Os desafios da mobilidade urbana no Brasil

Enviada em 30/10/2017

O ser humano sempre ousou experimentar. “Nada é permanente, exceto a mudança.”, já afirmava o pensador grego Heráclito, a fim de mostrar a transitoriedade existente na mundo. Desse modo, cabe ao homem agir com o intuito de melhorar seus caminhos. Assim,ao se analisar a mobilidade urbana no século XXI, é preciso perceber que o trânsito caótico combinado com a poluição emitida são obstáculos ás transformações que essa situação requer.

Em primeiro lugar, é importante ressaltar que a má gestão por parte dos governantes referente aos transportes públicos faz com que o fluxo de carros e, consequentemente, o trânsito se multipliquem. Grande parte dos veículos de massa apresentam condições precárias – causadas também pela falta de zelo e consciência dos usuários -, não conseguem suprir o contingente populacional que necessita desses meios para se locomover diariamente e possui tarifas incoerentes com a qualidade do serviço. Essa asserção é confirmada pelo grande número de pessoas que ainda opta pelo uso de seus automóveis, visando mais conforto. Em contraste a essa situação, é válido perceber que em países desenvolvidos os transportes públicos são usados por todas as classes sociais, mostrando sua eficiência.

Faz-se necessário considerar a poluição existente nas cidades devido aos gases liberados por inúmeros veículos que trafegam pelas ruas, o que intensifica fenômenos como ilhas de calor e o aquecimento global. Outrossim, diversos problemas de saúde podem surgir com o avanço da poluição, não só pela emissão de gases poluentes, mas também, pelo tempo desperdiçado em engarrafamentos que poderiam ser gastos com atividades físicas, ou até mesmo substituídos pelo uso de bicicletas, por exemplo. Logo, é notório que a consonância dessas problemáticas exigem mudanças imediatas.

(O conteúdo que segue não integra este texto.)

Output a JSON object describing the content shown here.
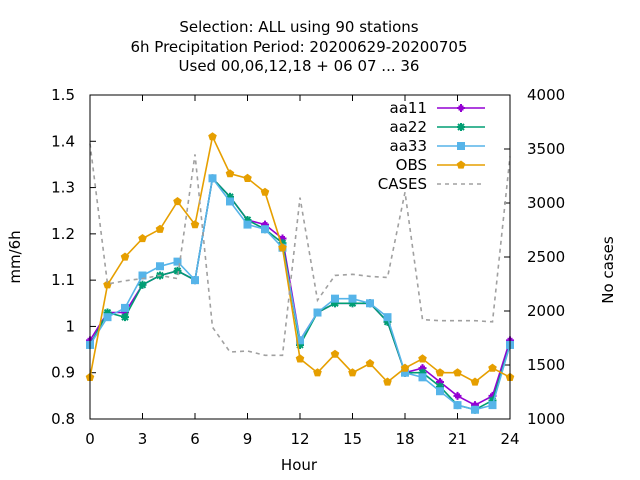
{
  "chart_data": {
    "type": "line",
    "title_lines": [
      "Selection: ALL using    90 stations",
      "6h Precipitation   Period: 20200629-20200705",
      "Used  00,06,12,18 + 06 07 ... 36"
    ],
    "xlabel": "Hour",
    "ylabel": "mm/6h",
    "y2label": "No cases",
    "xlim": [
      0,
      24
    ],
    "ylim": [
      0.8,
      1.5
    ],
    "y2lim": [
      1000,
      4000
    ],
    "x_ticks": [
      "0",
      "3",
      "6",
      "9",
      "12",
      "15",
      "18",
      "21",
      "24"
    ],
    "y_ticks": [
      "0.8",
      "0.9",
      "1",
      "1.1",
      "1.2",
      "1.3",
      "1.4",
      "1.5"
    ],
    "y2_ticks": [
      "1000",
      "1500",
      "2000",
      "2500",
      "3000",
      "3500",
      "4000"
    ],
    "x": [
      0,
      1,
      2,
      3,
      4,
      5,
      6,
      7,
      8,
      9,
      10,
      11,
      12,
      13,
      14,
      15,
      16,
      17,
      18,
      19,
      20,
      21,
      22,
      23,
      24
    ],
    "grid": false,
    "legend_position": "top-right",
    "series": [
      {
        "name": "aa11",
        "color": "#9400d3",
        "axis": "y1",
        "marker": "plus",
        "values": [
          0.97,
          1.03,
          1.03,
          1.09,
          1.11,
          1.12,
          1.1,
          1.32,
          1.28,
          1.23,
          1.22,
          1.19,
          0.97,
          1.03,
          1.05,
          1.05,
          1.05,
          1.01,
          0.9,
          0.91,
          0.88,
          0.85,
          0.83,
          0.85,
          0.97
        ]
      },
      {
        "name": "aa22",
        "color": "#009e73",
        "axis": "y1",
        "marker": "star",
        "values": [
          0.96,
          1.03,
          1.02,
          1.09,
          1.11,
          1.12,
          1.1,
          1.32,
          1.28,
          1.23,
          1.21,
          1.18,
          0.96,
          1.03,
          1.05,
          1.05,
          1.05,
          1.01,
          0.9,
          0.9,
          0.87,
          0.83,
          0.82,
          0.84,
          0.96
        ]
      },
      {
        "name": "aa33",
        "color": "#56b4e9",
        "axis": "y1",
        "marker": "square",
        "values": [
          0.96,
          1.02,
          1.04,
          1.11,
          1.13,
          1.14,
          1.1,
          1.32,
          1.27,
          1.22,
          1.21,
          1.17,
          0.97,
          1.03,
          1.06,
          1.06,
          1.05,
          1.02,
          0.9,
          0.89,
          0.86,
          0.83,
          0.82,
          0.83,
          0.96
        ]
      },
      {
        "name": "OBS",
        "color": "#e69f00",
        "axis": "y1",
        "marker": "pentagon",
        "values": [
          0.89,
          1.09,
          1.15,
          1.19,
          1.21,
          1.27,
          1.22,
          1.41,
          1.33,
          1.32,
          1.29,
          1.17,
          0.93,
          0.9,
          0.94,
          0.9,
          0.92,
          0.88,
          0.91,
          0.93,
          0.9,
          0.9,
          0.88,
          0.91,
          0.89
        ]
      },
      {
        "name": "CASES",
        "color": "#a0a0a0",
        "axis": "y2",
        "marker": "none",
        "dashed": true,
        "values": [
          3550,
          2250,
          2280,
          2300,
          2330,
          2300,
          3450,
          1850,
          1620,
          1630,
          1590,
          1590,
          3050,
          2100,
          2330,
          2340,
          2320,
          2310,
          3100,
          1920,
          1910,
          1910,
          1910,
          1900,
          3430
        ]
      }
    ]
  }
}
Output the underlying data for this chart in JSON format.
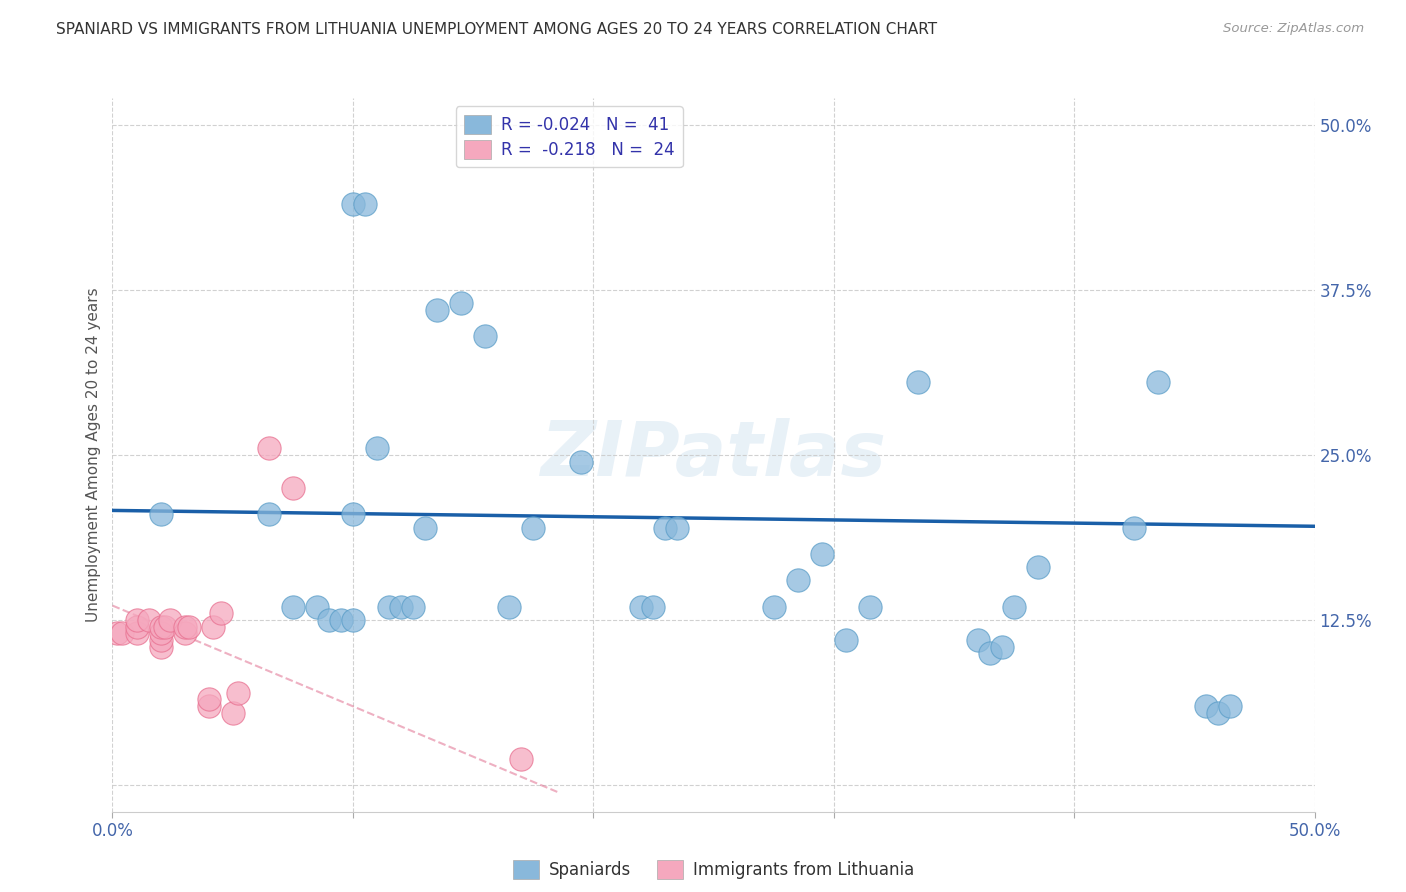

A fim de atenuar essa situação de caos urbano que impera nas cidades, é vital que o governo invista em projetos que visem a implementação de transportes fluviais – o que diminuiria a concentração de veículos nas rodovias - e no aumento da capacidade dos transportes rodoviários e ferroviários juntamente com a qualidade do serviço prestado. Desse modo, ONG’s e associações ambientais acompanhadas da mídia, podem promover propagandas incentivando o uso de transporte coletivo e bicicletas – mostrando os benefícios à saúde e a economia de tempo feita no trânsito, o que motivaria muitas pessoas a deixarem seus automóveis na garagem e diminuiria consideravelmente a emissão de gases poluentes por parte dos carros. O caminho foi traçado, resta, agora, iniciar a mudança.